Ç.V.Ö.A’ larında İş yeri tanımını düzenleyen 5’inci maddenin 3’üncü fıkrası inşaat sektörü için ayrıca önem taşımaktadır. Ç.V.Ö.A’larının 5’inci maddesinin 3’üncü fıkrası; “xxx..... ayı aşan bir süre devam eden bir inşaat şantiyesi, yapım, kurma veya montaj projesi veya bu faaliyetlerle ilgili gözetim faaliyetlerini de iş yeri tanımının içine almıştır. Bu maddedeki inşaat süreleri, her ülke ile yapılan sözleşmelerde değişiklik göstermektedir. Bu süreler genellikle gelişmiş ülkelerle imzalanan Ç.V.Ö.A’larda 6 aylık bir süreyi kapsarken, gelişmekte olan ülkelerle imzalanan anlaşmalarda 45 aya kadar çıkmaktadır.
Yurtdışı işyeri tanımından sonra şube kavramına da yasalarımızda belirtildiği üzere açıklık getirelim:
Şube Kavramının Açıklanması: Öncelikle, Ticaret Kanunu hükümlerine göre, şube kavramını geniş anlamıyla açıklayalım; Ticari işletmenin faaliyetlerinin genişlemesi, yeni pazarlara ve müşteri çevrelerine ulaşmak istenmesi halinde, tacir belli yardımcıları kullanılabileceği gibi şube açmayı da tercih edilebilir. Özellikle işletme merkezinden uzakta bulunan büyük iş potansiyellerinin değerlendirilmesi işletmeye bağlı birimlerin yani şubelerin açılmasıyla sağlanabilir.
Şube kavramından sonra ‘‘Yurtdışı Şubelerden Elde Edilen Kazancın’’ tanımını açıklayalım.

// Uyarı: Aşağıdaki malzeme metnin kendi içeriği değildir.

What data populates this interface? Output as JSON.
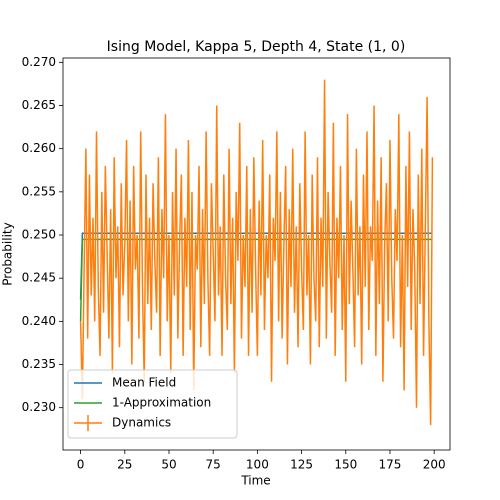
{
  "chart_data": {
    "type": "line",
    "title": "Ising Model, Kappa 5, Depth 4, State (1, 0)",
    "xlabel": "Time",
    "ylabel": "Probability",
    "xlim": [
      -9.95,
      208.95
    ],
    "ylim": [
      0.2251,
      0.2705
    ],
    "xticks": [
      0,
      25,
      50,
      75,
      100,
      125,
      150,
      175,
      200
    ],
    "yticks": [
      {
        "value": 0.23,
        "label": "0.230"
      },
      0.235,
      {
        "value": 0.24,
        "label": "0.240"
      },
      0.245,
      {
        "value": 0.25,
        "label": "0.250"
      },
      0.255,
      {
        "value": 0.26,
        "label": "0.260"
      },
      0.265,
      {
        "value": 0.27,
        "label": "0.270"
      }
    ],
    "legend": "lower left",
    "x": [
      0,
      1,
      2,
      3,
      4,
      5,
      6,
      7,
      8,
      9,
      10,
      11,
      12,
      13,
      14,
      15,
      16,
      17,
      18,
      19,
      20,
      21,
      22,
      23,
      24,
      25,
      26,
      27,
      28,
      29,
      30,
      31,
      32,
      33,
      34,
      35,
      36,
      37,
      38,
      39,
      40,
      41,
      42,
      43,
      44,
      45,
      46,
      47,
      48,
      49,
      50,
      51,
      52,
      53,
      54,
      55,
      56,
      57,
      58,
      59,
      60,
      61,
      62,
      63,
      64,
      65,
      66,
      67,
      68,
      69,
      70,
      71,
      72,
      73,
      74,
      75,
      76,
      77,
      78,
      79,
      80,
      81,
      82,
      83,
      84,
      85,
      86,
      87,
      88,
      89,
      90,
      91,
      92,
      93,
      94,
      95,
      96,
      97,
      98,
      99,
      100,
      101,
      102,
      103,
      104,
      105,
      106,
      107,
      108,
      109,
      110,
      111,
      112,
      113,
      114,
      115,
      116,
      117,
      118,
      119,
      120,
      121,
      122,
      123,
      124,
      125,
      126,
      127,
      128,
      129,
      130,
      131,
      132,
      133,
      134,
      135,
      136,
      137,
      138,
      139,
      140,
      141,
      142,
      143,
      144,
      145,
      146,
      147,
      148,
      149,
      150,
      151,
      152,
      153,
      154,
      155,
      156,
      157,
      158,
      159,
      160,
      161,
      162,
      163,
      164,
      165,
      166,
      167,
      168,
      169,
      170,
      171,
      172,
      173,
      174,
      175,
      176,
      177,
      178,
      179,
      180,
      181,
      182,
      183,
      184,
      185,
      186,
      187,
      188,
      189,
      190,
      191,
      192,
      193,
      194,
      195,
      196,
      197,
      198,
      199
    ],
    "series": [
      {
        "name": "Mean Field",
        "color": "#1f77b4",
        "values": [
          0.2425,
          0.2502,
          0.2502,
          0.2502,
          0.2502,
          0.2502,
          0.2502,
          0.2502,
          0.2502,
          0.2502,
          0.2502,
          0.2502,
          0.2502,
          0.2502,
          0.2502,
          0.2502,
          0.2502,
          0.2502,
          0.2502,
          0.2502,
          0.2502,
          0.2502,
          0.2502,
          0.2502,
          0.2502,
          0.2502,
          0.2502,
          0.2502,
          0.2502,
          0.2502,
          0.2502,
          0.2502,
          0.2502,
          0.2502,
          0.2502,
          0.2502,
          0.2502,
          0.2502,
          0.2502,
          0.2502,
          0.2502,
          0.2502,
          0.2502,
          0.2502,
          0.2502,
          0.2502,
          0.2502,
          0.2502,
          0.2502,
          0.2502,
          0.2502,
          0.2502,
          0.2502,
          0.2502,
          0.2502,
          0.2502,
          0.2502,
          0.2502,
          0.2502,
          0.2502,
          0.2502,
          0.2502,
          0.2502,
          0.2502,
          0.2502,
          0.2502,
          0.2502,
          0.2502,
          0.2502,
          0.2502,
          0.2502,
          0.2502,
          0.2502,
          0.2502,
          0.2502,
          0.2502,
          0.2502,
          0.2502,
          0.2502,
          0.2502,
          0.2502,
          0.2502,
          0.2502,
          0.2502,
          0.2502,
          0.2502,
          0.2502,
          0.2502,
          0.2502,
          0.2502,
          0.2502,
          0.2502,
          0.2502,
          0.2502,
          0.2502,
          0.2502,
          0.2502,
          0.2502,
          0.2502,
          0.2502,
          0.2502,
          0.2502,
          0.2502,
          0.2502,
          0.2502,
          0.2502,
          0.2502,
          0.2502,
          0.2502,
          0.2502,
          0.2502,
          0.2502,
          0.2502,
          0.2502,
          0.2502,
          0.2502,
          0.2502,
          0.2502,
          0.2502,
          0.2502,
          0.2502,
          0.2502,
          0.2502,
          0.2502,
          0.2502,
          0.2502,
          0.2502,
          0.2502,
          0.2502,
          0.2502,
          0.2502,
          0.2502,
          0.2502,
          0.2502,
          0.2502,
          0.2502,
          0.2502,
          0.2502,
          0.2502,
          0.2502,
          0.2502,
          0.2502,
          0.2502,
          0.2502,
          0.2502,
          0.2502,
          0.2502,
          0.2502,
          0.2502,
          0.2502,
          0.2502,
          0.2502,
          0.2502,
          0.2502,
          0.2502,
          0.2502,
          0.2502,
          0.2502,
          0.2502,
          0.2502,
          0.2502,
          0.2502,
          0.2502,
          0.2502,
          0.2502,
          0.2502,
          0.2502,
          0.2502,
          0.2502,
          0.2502,
          0.2502,
          0.2502,
          0.2502,
          0.2502,
          0.2502,
          0.2502,
          0.2502,
          0.2502,
          0.2502,
          0.2502,
          0.2502,
          0.2502,
          0.2502,
          0.2502,
          0.2502,
          0.2502,
          0.2502,
          0.2502,
          0.2502,
          0.2502,
          0.2502,
          0.2502,
          0.2502,
          0.2502,
          0.2502,
          0.2502,
          0.2502,
          0.2502,
          0.2502,
          0.2502
        ]
      },
      {
        "name": "1-Approximation",
        "color": "#2ca02c",
        "values": [
          0.24,
          0.2495,
          0.2495,
          0.2495,
          0.2495,
          0.2495,
          0.2495,
          0.2495,
          0.2495,
          0.2495,
          0.2495,
          0.2495,
          0.2495,
          0.2495,
          0.2495,
          0.2495,
          0.2495,
          0.2495,
          0.2495,
          0.2495,
          0.2495,
          0.2495,
          0.2495,
          0.2495,
          0.2495,
          0.2495,
          0.2495,
          0.2495,
          0.2495,
          0.2495,
          0.2495,
          0.2495,
          0.2495,
          0.2495,
          0.2495,
          0.2495,
          0.2495,
          0.2495,
          0.2495,
          0.2495,
          0.2495,
          0.2495,
          0.2495,
          0.2495,
          0.2495,
          0.2495,
          0.2495,
          0.2495,
          0.2495,
          0.2495,
          0.2495,
          0.2495,
          0.2495,
          0.2495,
          0.2495,
          0.2495,
          0.2495,
          0.2495,
          0.2495,
          0.2495,
          0.2495,
          0.2495,
          0.2495,
          0.2495,
          0.2495,
          0.2495,
          0.2495,
          0.2495,
          0.2495,
          0.2495,
          0.2495,
          0.2495,
          0.2495,
          0.2495,
          0.2495,
          0.2495,
          0.2495,
          0.2495,
          0.2495,
          0.2495,
          0.2495,
          0.2495,
          0.2495,
          0.2495,
          0.2495,
          0.2495,
          0.2495,
          0.2495,
          0.2495,
          0.2495,
          0.2495,
          0.2495,
          0.2495,
          0.2495,
          0.2495,
          0.2495,
          0.2495,
          0.2495,
          0.2495,
          0.2495,
          0.2495,
          0.2495,
          0.2495,
          0.2495,
          0.2495,
          0.2495,
          0.2495,
          0.2495,
          0.2495,
          0.2495,
          0.2495,
          0.2495,
          0.2495,
          0.2495,
          0.2495,
          0.2495,
          0.2495,
          0.2495,
          0.2495,
          0.2495,
          0.2495,
          0.2495,
          0.2495,
          0.2495,
          0.2495,
          0.2495,
          0.2495,
          0.2495,
          0.2495,
          0.2495,
          0.2495,
          0.2495,
          0.2495,
          0.2495,
          0.2495,
          0.2495,
          0.2495,
          0.2495,
          0.2495,
          0.2495,
          0.2495,
          0.2495,
          0.2495,
          0.2495,
          0.2495,
          0.2495,
          0.2495,
          0.2495,
          0.2495,
          0.2495,
          0.2495,
          0.2495,
          0.2495,
          0.2495,
          0.2495,
          0.2495,
          0.2495,
          0.2495,
          0.2495,
          0.2495,
          0.2495,
          0.2495,
          0.2495,
          0.2495,
          0.2495,
          0.2495,
          0.2495,
          0.2495,
          0.2495,
          0.2495,
          0.2495,
          0.2495,
          0.2495,
          0.2495,
          0.2495,
          0.2495,
          0.2495,
          0.2495,
          0.2495,
          0.2495,
          0.2495,
          0.2495,
          0.2495,
          0.2495,
          0.2495,
          0.2495,
          0.2495,
          0.2495,
          0.2495,
          0.2495,
          0.2495,
          0.2495,
          0.2495,
          0.2495,
          0.2495,
          0.2495,
          0.2495,
          0.2495,
          0.2495,
          0.2495
        ]
      },
      {
        "name": "Dynamics",
        "color": "#ff7f0e",
        "values": [
          0.24,
          0.231,
          0.246,
          0.26,
          0.238,
          0.257,
          0.243,
          0.252,
          0.24,
          0.262,
          0.244,
          0.236,
          0.255,
          0.241,
          0.258,
          0.248,
          0.238,
          0.253,
          0.234,
          0.259,
          0.245,
          0.251,
          0.237,
          0.256,
          0.243,
          0.249,
          0.261,
          0.24,
          0.254,
          0.235,
          0.258,
          0.246,
          0.25,
          0.238,
          0.262,
          0.244,
          0.233,
          0.257,
          0.242,
          0.252,
          0.239,
          0.256,
          0.247,
          0.241,
          0.259,
          0.236,
          0.253,
          0.245,
          0.264,
          0.24,
          0.25,
          0.234,
          0.255,
          0.243,
          0.26,
          0.238,
          0.249,
          0.257,
          0.236,
          0.252,
          0.244,
          0.261,
          0.239,
          0.255,
          0.232,
          0.25,
          0.246,
          0.258,
          0.237,
          0.253,
          0.242,
          0.262,
          0.245,
          0.236,
          0.256,
          0.248,
          0.24,
          0.265,
          0.243,
          0.251,
          0.236,
          0.257,
          0.245,
          0.239,
          0.26,
          0.242,
          0.252,
          0.234,
          0.255,
          0.247,
          0.263,
          0.238,
          0.25,
          0.244,
          0.258,
          0.236,
          0.253,
          0.241,
          0.259,
          0.246,
          0.236,
          0.254,
          0.243,
          0.261,
          0.239,
          0.25,
          0.245,
          0.257,
          0.233,
          0.252,
          0.247,
          0.262,
          0.24,
          0.255,
          0.238,
          0.249,
          0.258,
          0.235,
          0.253,
          0.244,
          0.26,
          0.241,
          0.251,
          0.237,
          0.256,
          0.246,
          0.239,
          0.262,
          0.243,
          0.25,
          0.235,
          0.257,
          0.245,
          0.24,
          0.259,
          0.237,
          0.252,
          0.244,
          0.268,
          0.238,
          0.255,
          0.247,
          0.241,
          0.263,
          0.236,
          0.252,
          0.245,
          0.258,
          0.239,
          0.25,
          0.233,
          0.264,
          0.242,
          0.254,
          0.246,
          0.237,
          0.26,
          0.243,
          0.251,
          0.235,
          0.257,
          0.244,
          0.262,
          0.239,
          0.251,
          0.247,
          0.265,
          0.236,
          0.254,
          0.242,
          0.259,
          0.233,
          0.249,
          0.256,
          0.24,
          0.261,
          0.245,
          0.238,
          0.253,
          0.247,
          0.264,
          0.237,
          0.25,
          0.232,
          0.258,
          0.244,
          0.262,
          0.239,
          0.253,
          0.246,
          0.23,
          0.257,
          0.242,
          0.26,
          0.236,
          0.251,
          0.266,
          0.24,
          0.228,
          0.259
        ]
      }
    ]
  }
}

Konuya ilişkin olarak K.V.K. 6 No.lu Genel Tebliğde yer alan açıklama şöyledir: ‘‘Öte yandan, yurtdışındaki şubelerden elde edilen kazançların genel sonuç hesaplarına intikal ettirilmesinde, faaliyette bulunulan yabancı ülkenin mevzuatına göre hesap döneminin kapandığı tarih itibarıyla ilgili ülke mevzuatına göre tespit edilen faaliyet sonucu, Türkiye’de de aynı tarih itibarıyla genel sonuç hesaplarına kaydedilecektir. Bu hususun Türkiye’de genel sonuç hesaplarına intikal ettirilmesinde, kazancın kambiyo mevzuatına göre fiilen Türkiye’ye getirilmesinin herhangi bir etkisi olmayacaktır. Faaliyette bulunulan yabancı ülkede kazancın tasarruf edilebilmesi yeterlidir.”
Kurumlar Vergisi Kanununun 5/1-g maddesinde, kurumların yurtdışında bulunan işyerleri veya daimî temsilcileri aracılığıyla elde ettikleri kazançlar tanımı bulunmaktadır. İşyeri tanımı günlük yaşamımızda sıklıkla kullandığımız bir tanımdır. ‘‘Daimî temsilcilik’’ kavramı ise genellikle TTK, TBK ve özellikle (Ç.V.Ö.A) nda geçen bir tanımdır.
Daimî temsilcilik kurumu ile ilgili olarak uygulamada karşılaşılan en önemli problem vergilendirme noktasında ortaya çıkmaktadır. Daimî temsilcilik müessesi TBK ve TTK’ da düzenlenen ticari temsilci, kanuni temsilci ve yasal temsilci kavramlarından daha geniş bir kavramıdır ve daimî temsilcilere daha ağır mükellefiyetler yüklenmektedir.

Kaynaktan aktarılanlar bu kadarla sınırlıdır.